A. LA NÉCESSITÉ POUR L'EUROPE DE NOUER DES LIENS COMMERCIAUX PLUS ÉTROITS AVEC D'AUTRES PAYS, AFIN DE MOINS DÉPENDRE DES ÉTATS-UNIS ET DE LA CHINE

Ainsi, en 2025, le commerce mondial a progressé de plus de 500 milliards de dollars et devrait dépasser son niveau record de 2024. L'OMC prévoit encore une croissance, modeste mais réelle, en 2026, de 0,5 % pour les biens et 4,4 % pour les services.

Les recompositions en cours des échanges ne sont pas synonymes de « démondialisation ».

La question n'est pas de savoir si l'UE et la France doivent commercer, mais avec quels partenaires et selon quelles règles. Cette diversification est d'autant plus nécessaire que l'Europe dépend massivement de l'extérieur pour ses matières premières, ses composants technologiques, ses équipements énergétiques, etc.

C'est tout le sens des négociations en cours avec l'Inde, la Malaisie, les Philippines, la Thaïlande, l'Australie ou encore les Émirats arabes unis. Ces accords permettront d'approfondir nos relations avec ces partenaires en pleine émergence ou déjà parmi les plus développés, dans une zone Asie Pacifique de plus en plus centrale.

L'Europe ne doit cependant pas tourner le dos à son voisinage naturel qu'est l'Afrique. Ce continent concentre en effet une part décisive des ressources stratégiques : plus de la moitié du cobalt et du manganèse, une grande part du cuivre, du lithium ou des terres rares. Or, ces importantes richesses ne sont pas sans susciter les convoitises de nos compétiteurs et, en premier lieu, des deux superpuissances que sont la Chine et les États-Unis.

Au-delà des enjeux liés aux matières premières critiques, l'Afrique représente un important potentiel de croissance pour les entreprises européennes. À défaut d'une présence économique durable, le marché africain pourrait être perdu au profit d'autres acteurs. Plus largement, un véritable partenariat stratégique doit être construit avec l'Afrique. Longtemps abordé par la France principalement sous l'angle de l'influence politique et institutionnelle, le continent est désormais un espace de forte concurrence internationale, structuré par des offres économiques intégrées et des partenariats de long terme.

L'Europe doit également renforcer ses relations avec l'Amérique latine et les Caraïbes. Nos échanges restent en effet inférieurs à leur potentiel, en particulier avec les pays du Mercosur qui, ensemble, représentent la cinquième économie mondiale.

La diversification des partenariats ne doit pas conduire l'UE à sacrifier ses exigences.

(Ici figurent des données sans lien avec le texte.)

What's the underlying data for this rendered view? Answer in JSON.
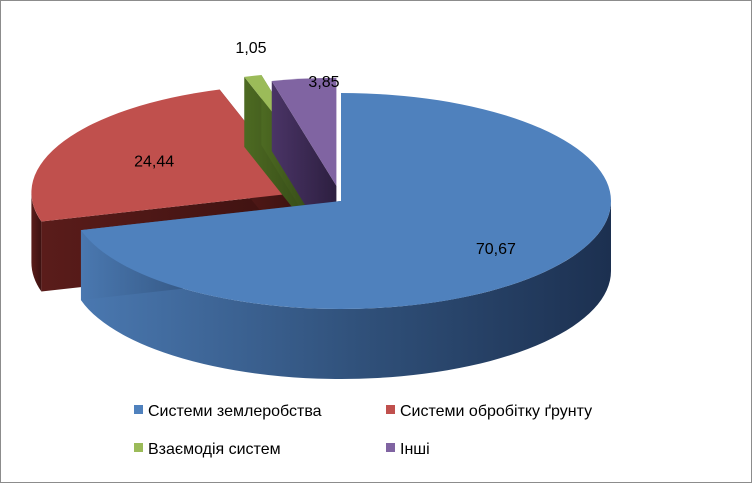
{
  "chart_data": {
    "type": "pie",
    "variant": "3d-exploded",
    "categories": [
      "Системи землеробства",
      "Системи обробітку ґрунту",
      "Взаємодія систем",
      "Інші"
    ],
    "values": [
      70.67,
      24.44,
      1.05,
      3.85
    ],
    "value_labels": [
      "70,67",
      "24,44",
      "1,05",
      "3,85"
    ],
    "colors": [
      "#4F81BD",
      "#C0504D",
      "#9BBB59",
      "#8064A2"
    ],
    "legend_position": "bottom",
    "title": ""
  }
}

L'exemple de l'accord avec le Mercosur en est l'illustration la plus frappante. Cet accord, négocié selon des logiques d'un autre temps, ne répond plus aux impératifs actuels, qu'il s'agisse du développement durable ou encore de l'autosuffisance en matière alimentaire. Il expose nos agriculteurs à une concurrence déloyale en l'absence de clauses miroirs imposant aux exportateurs de satisfaire nos normes de production sanitaires et environnementales.

Il reste insuffisant, voire lacunaire, sur la protection de l'environnement et sur les engagements climatiques. Il comporte en outre un mécanisme de « rééquilibrage » qui pourrait fragiliser notre capacité à adopter de nouvelles protections environnementales.

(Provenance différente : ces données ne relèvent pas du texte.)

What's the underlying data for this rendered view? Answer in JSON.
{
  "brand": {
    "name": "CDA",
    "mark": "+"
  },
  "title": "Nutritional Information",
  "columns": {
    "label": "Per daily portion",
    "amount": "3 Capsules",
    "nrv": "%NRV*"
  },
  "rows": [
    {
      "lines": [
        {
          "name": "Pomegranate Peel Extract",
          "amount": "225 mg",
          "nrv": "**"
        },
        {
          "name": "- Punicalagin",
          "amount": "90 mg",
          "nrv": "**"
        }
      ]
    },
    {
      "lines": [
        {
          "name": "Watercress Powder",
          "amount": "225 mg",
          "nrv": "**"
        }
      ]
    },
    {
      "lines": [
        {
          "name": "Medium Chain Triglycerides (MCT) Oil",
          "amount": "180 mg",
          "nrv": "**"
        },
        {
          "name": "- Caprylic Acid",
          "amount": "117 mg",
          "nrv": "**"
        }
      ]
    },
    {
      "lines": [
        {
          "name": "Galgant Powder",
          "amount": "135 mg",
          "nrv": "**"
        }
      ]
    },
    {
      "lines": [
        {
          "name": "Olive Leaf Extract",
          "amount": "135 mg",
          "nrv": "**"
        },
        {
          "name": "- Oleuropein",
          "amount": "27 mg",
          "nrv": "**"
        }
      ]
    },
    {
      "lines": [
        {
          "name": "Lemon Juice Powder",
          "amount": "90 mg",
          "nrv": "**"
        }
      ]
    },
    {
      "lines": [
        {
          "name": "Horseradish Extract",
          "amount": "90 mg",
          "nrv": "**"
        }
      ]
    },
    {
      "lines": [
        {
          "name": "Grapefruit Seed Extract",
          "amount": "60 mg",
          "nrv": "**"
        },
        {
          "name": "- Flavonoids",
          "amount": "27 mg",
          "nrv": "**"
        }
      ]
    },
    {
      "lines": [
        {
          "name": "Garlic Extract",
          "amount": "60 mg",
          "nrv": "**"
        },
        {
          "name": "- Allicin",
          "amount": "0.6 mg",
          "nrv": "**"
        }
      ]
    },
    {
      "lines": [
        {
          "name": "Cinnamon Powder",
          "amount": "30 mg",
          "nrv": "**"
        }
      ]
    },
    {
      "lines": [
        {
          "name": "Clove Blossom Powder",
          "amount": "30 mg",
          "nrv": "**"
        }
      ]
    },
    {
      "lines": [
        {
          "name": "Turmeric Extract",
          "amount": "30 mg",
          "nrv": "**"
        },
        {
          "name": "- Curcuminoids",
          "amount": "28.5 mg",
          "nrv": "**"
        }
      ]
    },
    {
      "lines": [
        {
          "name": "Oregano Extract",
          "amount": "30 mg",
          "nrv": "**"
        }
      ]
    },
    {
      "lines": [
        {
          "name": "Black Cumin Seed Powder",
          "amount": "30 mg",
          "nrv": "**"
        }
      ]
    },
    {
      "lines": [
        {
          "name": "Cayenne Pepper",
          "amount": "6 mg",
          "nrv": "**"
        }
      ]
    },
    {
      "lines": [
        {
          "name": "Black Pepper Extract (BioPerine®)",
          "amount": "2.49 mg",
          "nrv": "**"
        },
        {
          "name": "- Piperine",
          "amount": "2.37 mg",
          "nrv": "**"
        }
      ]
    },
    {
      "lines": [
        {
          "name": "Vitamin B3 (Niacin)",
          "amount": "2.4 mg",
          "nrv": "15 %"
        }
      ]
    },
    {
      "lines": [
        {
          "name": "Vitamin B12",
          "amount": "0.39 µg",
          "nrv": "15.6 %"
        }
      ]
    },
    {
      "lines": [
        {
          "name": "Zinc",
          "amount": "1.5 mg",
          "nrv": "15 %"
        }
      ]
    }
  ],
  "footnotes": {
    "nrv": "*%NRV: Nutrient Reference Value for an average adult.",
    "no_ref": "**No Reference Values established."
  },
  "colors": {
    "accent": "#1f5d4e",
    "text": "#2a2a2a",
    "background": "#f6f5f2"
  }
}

Enfin, s'agissant de la procédure de ratification, le choix de la Commission de scinder en deux l'accord pour contourner les parlements nationaux n'est pas acceptable. Il s'agit d'un passage en force qui nuit à la confiance des peuples européens dans la politique commerciale commune.

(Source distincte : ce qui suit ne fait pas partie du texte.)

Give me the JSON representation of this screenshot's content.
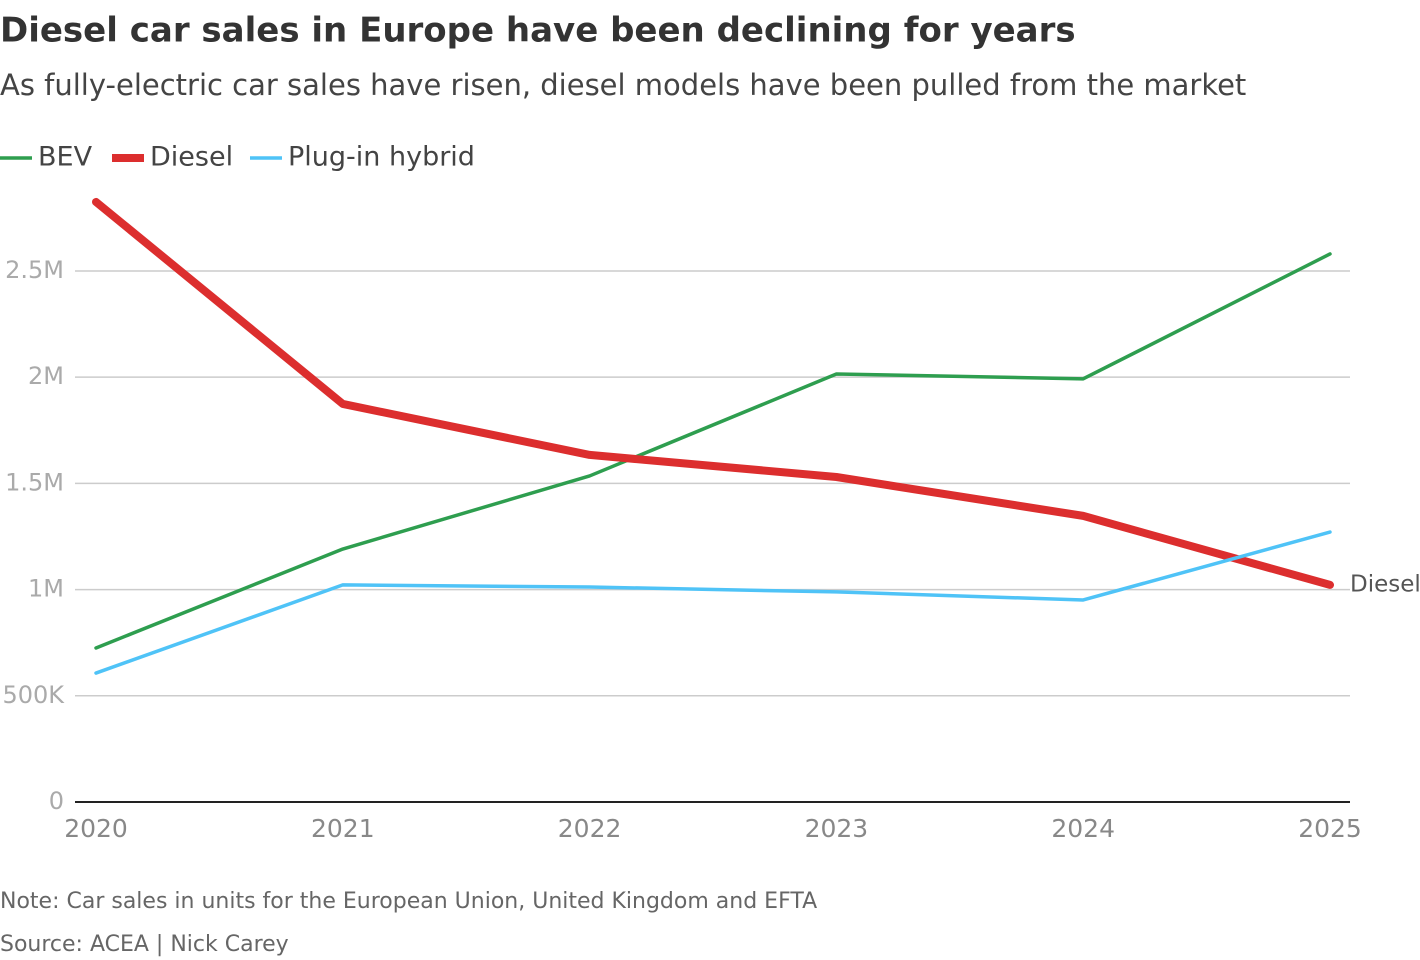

L'accord UE-Mercosur doit donc servir de contre-exemple. L'ouverture ne peut se faire au prix de l'affaiblissement de notre modèle ni de nos valeurs.

Pour préserver et projeter son modèle, l'UE doit généraliser les mesures miroirs dans ses réglementations et les clauses miroirs dans ses accords commerciaux, afin que les produits importés respectent les mêmes exigences que ceux fabriqués en Europe. Il ne s'agit pas seulement de protéger les producteurs européens, mais de diffuser nos standards dans le monde.

Une meilleure association des parlements nationaux au processus de négociation des accords commerciaux internationaux est également indispensable.